JEFFERSON CITY, Mo. _ A Missouri House panel investigating Gov. Eric Greitens' extramarital affair and its accompanying legal woes will hold its first hearing Tuesday.
The initial meeting of the seven-member committee, which was approved on a unanimous vote of the Legislature's lower chamber last week, is expected to be open to the public.
But, following that, discussions that could determine whether Greitens is impeached and removed from office could be closed until the committee finishes its work within its 40 allotted days.
The formation of the panel was triggered by Greitens' arrest in St. Louis on Feb. 22 on a felony invasion of privacy charge for taking a picture of his hairdresser who was at least partially nude in such a way that the picture could be seen on a computer.

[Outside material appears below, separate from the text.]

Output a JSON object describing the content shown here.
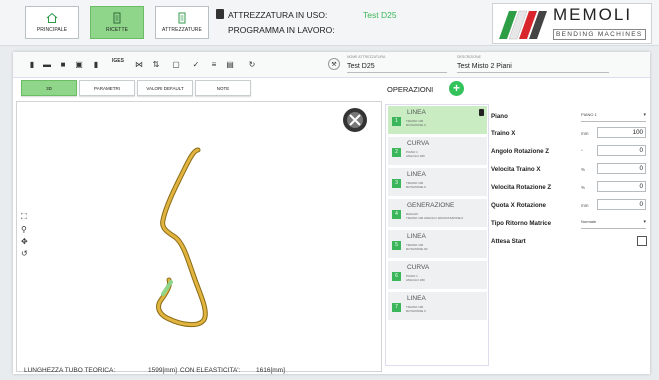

As part of the rules approved by the full House, commission chairman Rep. Jay Barnes, R-Jefferson City, said the panel can close meetings to the public when taking testimony from witnesses.
"If we are taking witness testimony, the hearing is going to be closed," Barnes told his colleagues last week.
If the House were to vote to impeach the governor, the Missouri Constitution requires the Senate to select seven judges to try the case against him that would lead to his removal from office.
Barnes has cautioned that the committee was not formed specifically to impeach Greitens, a Republican who took office in 2016.
"The task of this committee is to conduct a fair, thorough and timely investigation, and to do so without any pre-ordained results," Barnes said.
The panel, which includes three lawyers and two former law enforcement officers, also are barred from discussing the investigation.
In an elevator with a reporter Monday, Barnes would not say when or where the first meeting of the committee would occur.
"I cannot answer that," he said repeatedly.
A notice for the meeting of the Special Committee on Investigative Oversight was later posted on the House website.